Former Webster Bank CEO Jim Smith eyes GOP gubernatorial run

HBJ Photo | Steve Laschever Former Webster Bank CEO James Smith.

Jim Smith, the former Webster Bank CEO who recently co-chaired a state-sanctioned commission that proposed vast changes to Connecticut’s tax and economic policies, is eyeing a run for governor.

Smith in an email to HBJ said his recent work on the Commission on Fiscal Stability and Economic Growth further stimulated his interest in a run for the state’s top political office.

He could announce his gubernatorial run by next week, according to a media report. He would run as a Republican joining a crowded field of candidates.

He would also join other business executives vying for the governor’s seat, including Oz Griebel, the former CEO of the MetroHartford Alliance, who is running as an independent.

In an email Smith said: “My work with the Commission reinforced for me the depth and breadth of challenges Connecticut faces, and we developed recommendations to achieve balanced budgets and sustainable growth.
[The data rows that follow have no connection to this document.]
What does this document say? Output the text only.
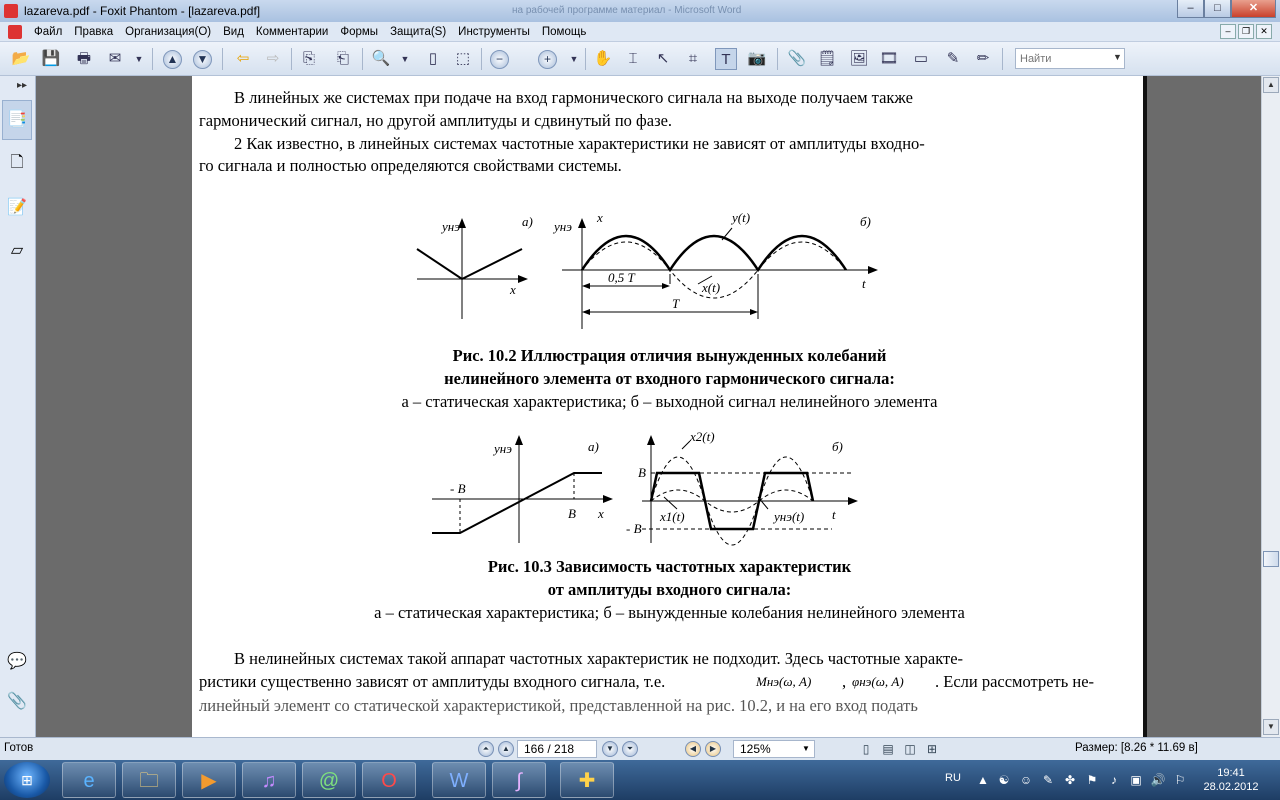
lazareva.pdf - Foxit Phantom - [lazareva.pdf]	на рабочей программе материал - Microsoft Word	–	□	✕
Файл	Правка	Организация(O)	Вид	Комментарии	Формы	Защита(S)	Инструменты	Помощь	–	❐	✕
📂 💾 🖶	✉	▼	▲ ▼	⇦	⇨	⎘	⎗	🔍	▼	▯	⬚	−	+	▼	✋	⌶	↖	⌗	T	📷 📎 🗒 🖼 🎞 ▭	✎	✏
Найти	▼
▸▸
📑
🗋
📝
▱
💬
📎
В линейных же системах при подаче на вход гармонического сигнала на выходе получаем также
гармонический сигнал, но другой амплитуды и сдвинутый по фазе.
2 Как известно, в линейных системах частотные характеристики не зависят от амплитуды входно-
го сигнала и полностью определяются свойствами системы.
yнэ
x
а) yнэ
x	y(t)
x(t)	t
0,5 T
T
б)
Рис. 10.2 Иллюстрация отличия вынужденных колебаний
нелинейного элемента от входного гармонического сигнала:
а – статическая характеристика; б – выходной сигнал нелинейного элемента
yнэ
x
- B
B
а)
B
- B
x2(t)
x1(t)	yнэ(t) t
б)
Рис. 10.3 Зависимость частотных характеристик
от амплитуды входного сигнала:
а – статическая характеристика; б – вынужденные колебания нелинейного элемента
В нелинейных системах такой аппарат частотных характеристик не подходит. Здесь частотные характе-
ристики существенно зависят от амплитуды входного сигнала, т.е.	Mнэ(ω, A) , φнэ(ω, A) . Если рассмотреть не-
линейный элемент со статической характеристикой, представленной на рис. 10.2, и на его вход подать
▲
▼
Готов	⏶	▲	166 / 218	▼	⏷	◀	▶	125%	▼	▯	▤ ◫ ⊞	Размер: [8.26 * 11.69 в]
⊞	e	🗀	▶	♫	@	O	W	∫	✚	RU ▲ ☯ ☺ ✎ ✤ ⚑	♪	▣ 🔊 ⚐	19:41
28.02.2012
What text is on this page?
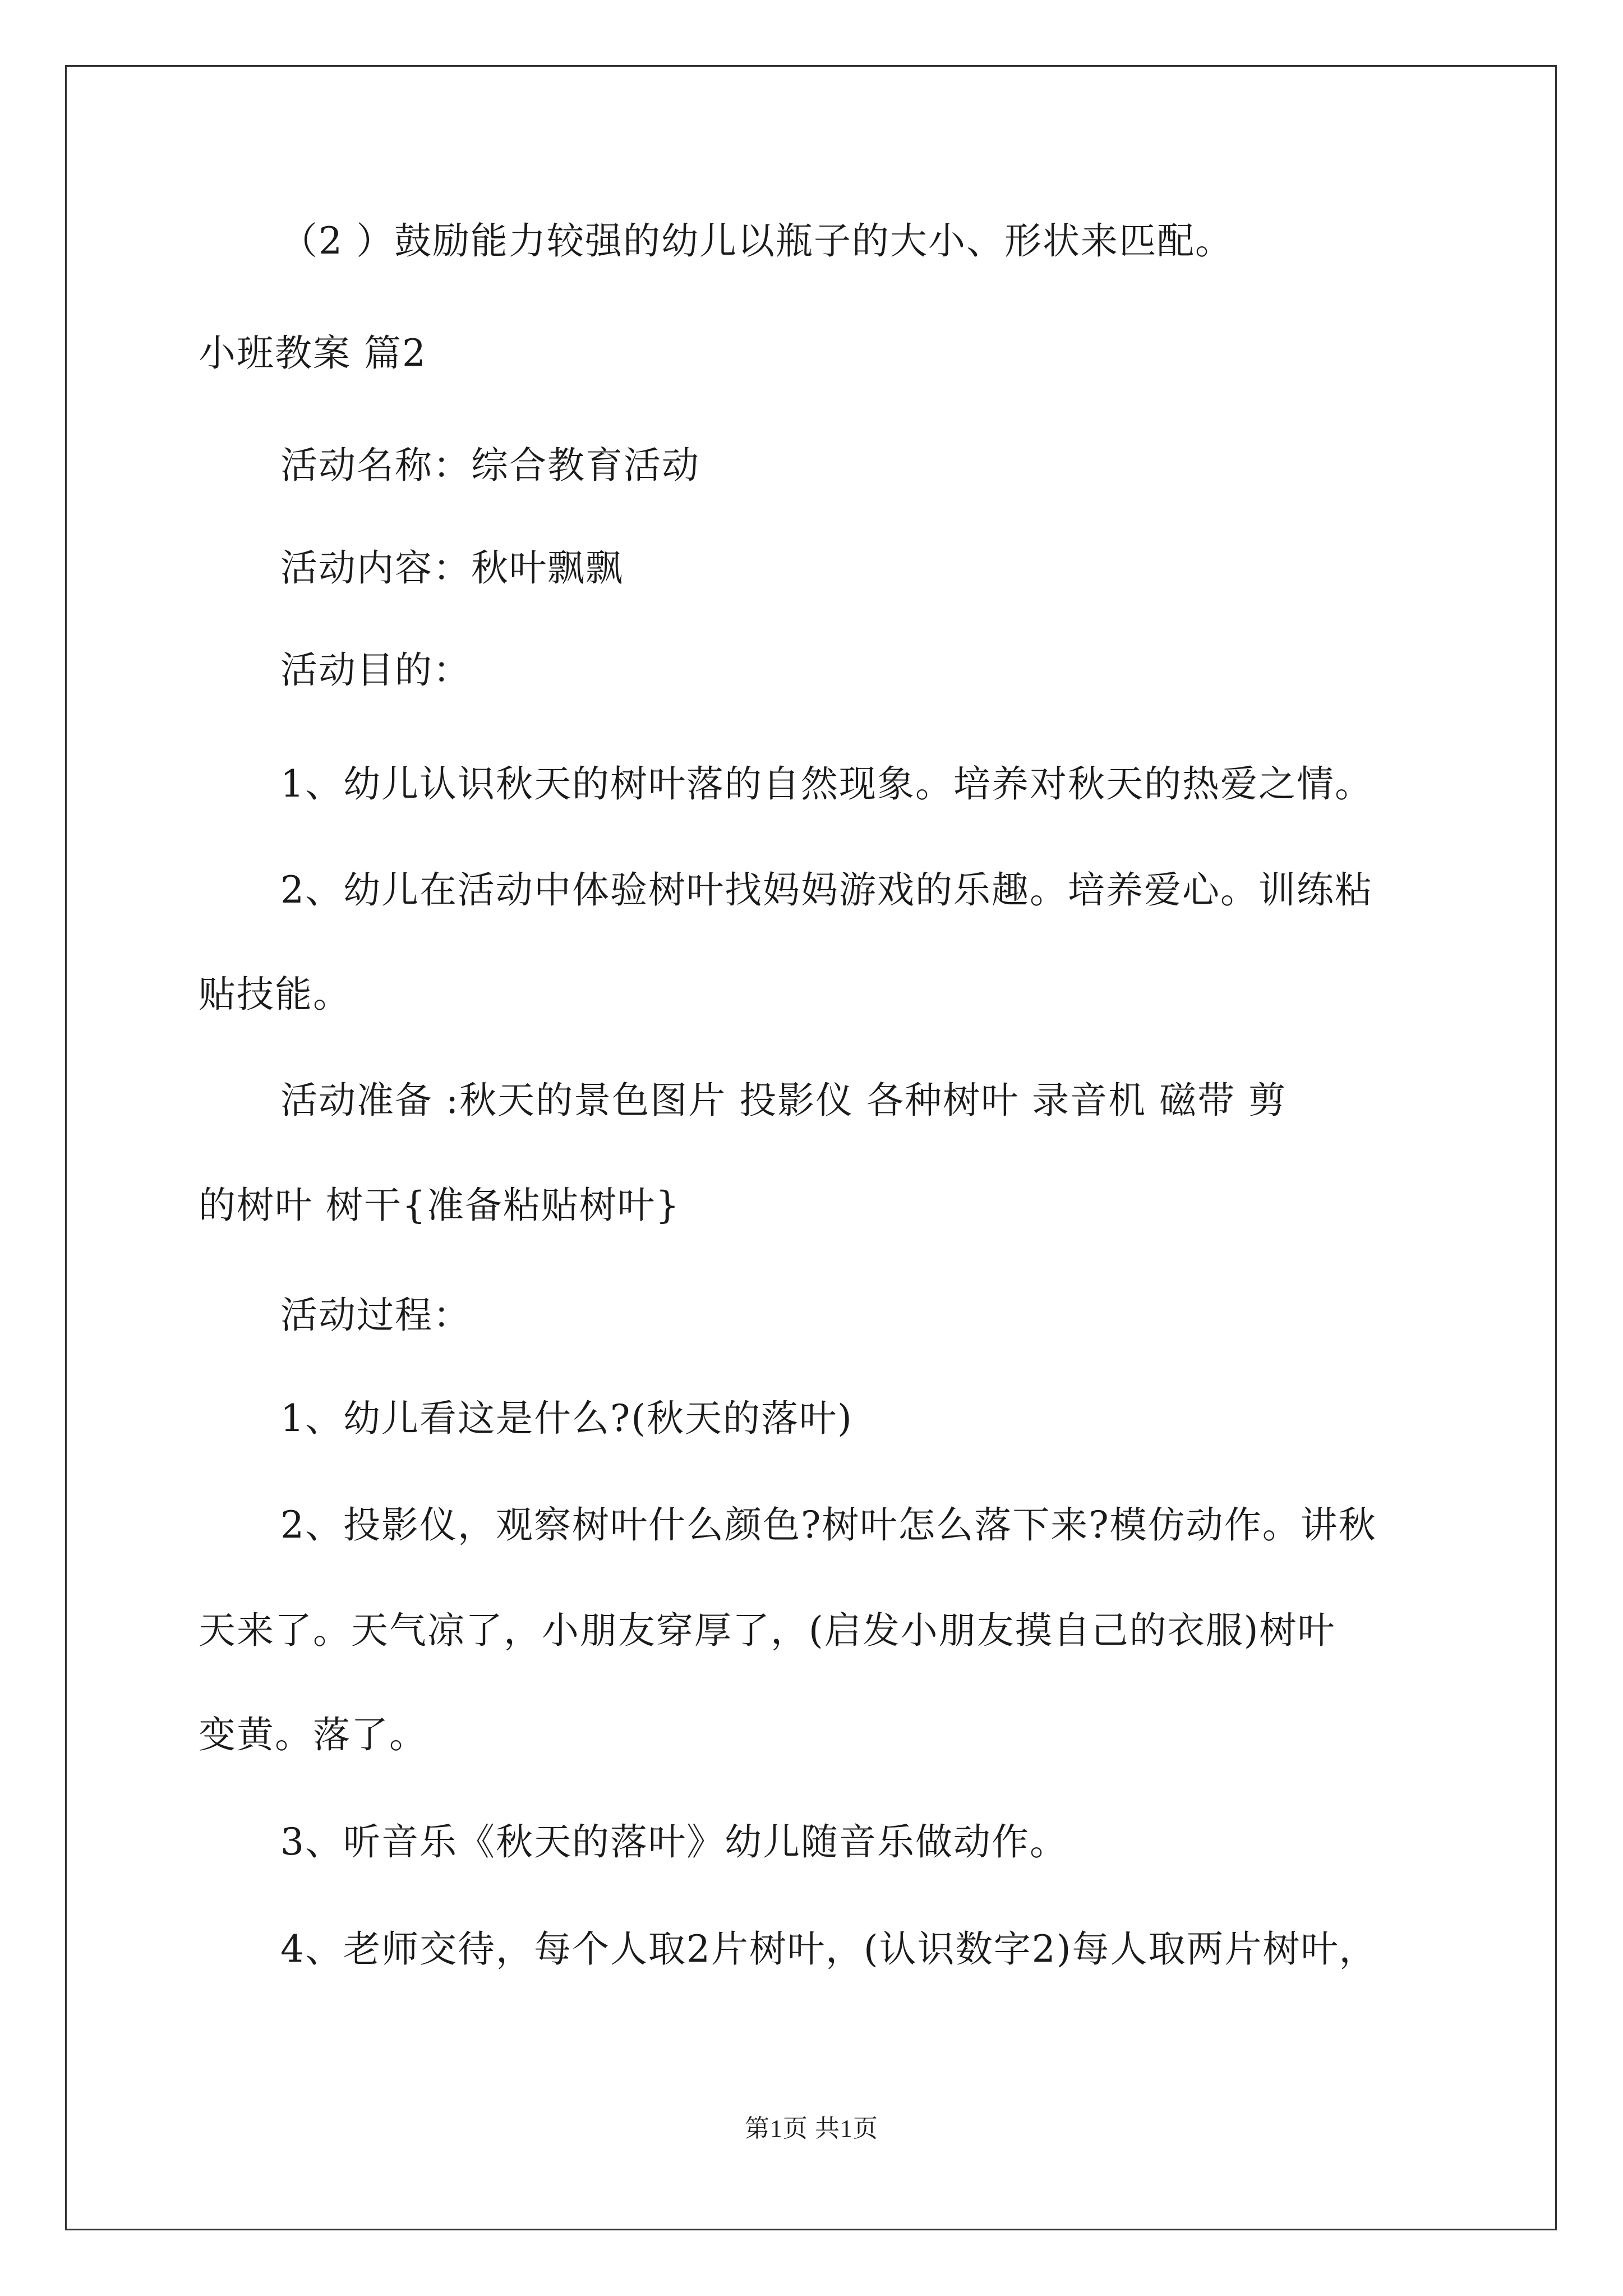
（2 ）鼓励能力较强的幼儿以瓶子的大小、形状来匹配。
小班教案 篇2
活动名称：综合教育活动
活动内容：秋叶飘飘
活动目的：
1、幼儿认识秋天的树叶落的自然现象。培养对秋天的热爱之情。
2、幼儿在活动中体验树叶找妈妈游戏的乐趣。培养爱心。训练粘
贴技能。
活动准备 :秋天的景色图片 投影仪 各种树叶 录音机 磁带 剪
的树叶 树干{准备粘贴树叶}
活动过程：
1、幼儿看这是什么?(秋天的落叶)
2、投影仪，观察树叶什么颜色?树叶怎么落下来?模仿动作。讲秋
天来了。天气凉了，小朋友穿厚了，(启发小朋友摸自己的衣服)树叶
变黄。落了。
3、听音乐《秋天的落叶》幼儿随音乐做动作。
4、老师交待，每个人取2片树叶，(认识数字2)每人取两片树叶，
第1页 共1页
I believe to my core that I would bring to the Governor’s office the experience, leadership skills and commitment needed to work with the legislature to bring about the changes needed to put our state government and economy back on solid footing, and ensure a prosperous future for everyone who calls our wonderful state home.”

Smith said he recognizes that he would be a late entrant to the race but that he’s been “rapidly completing a serious analysis of what it would take to win the nomination and the ensuing election -- from building a first-rate campaign team, to raising a considerable amount of funding, to meeting the criteria to secure the Republican nomination.”

Smith said he has also been consulting with family and friends and will announce a decision soon.  

The one advantage -- or potential disadvantage depending on how you look at it -- Smith will have as a candidate is that he will have a clear platform to run on, most likely defending the recommendations offered by the commission.

The 14-member commission issued a list of proposals in March that include a state tax overhaul, union bargaining changes, eliminating the estate and gift tax, a minimum wage hike, and paving the way for electronic road tolls.

Both unions and the business community  have raised concerns about the proposals.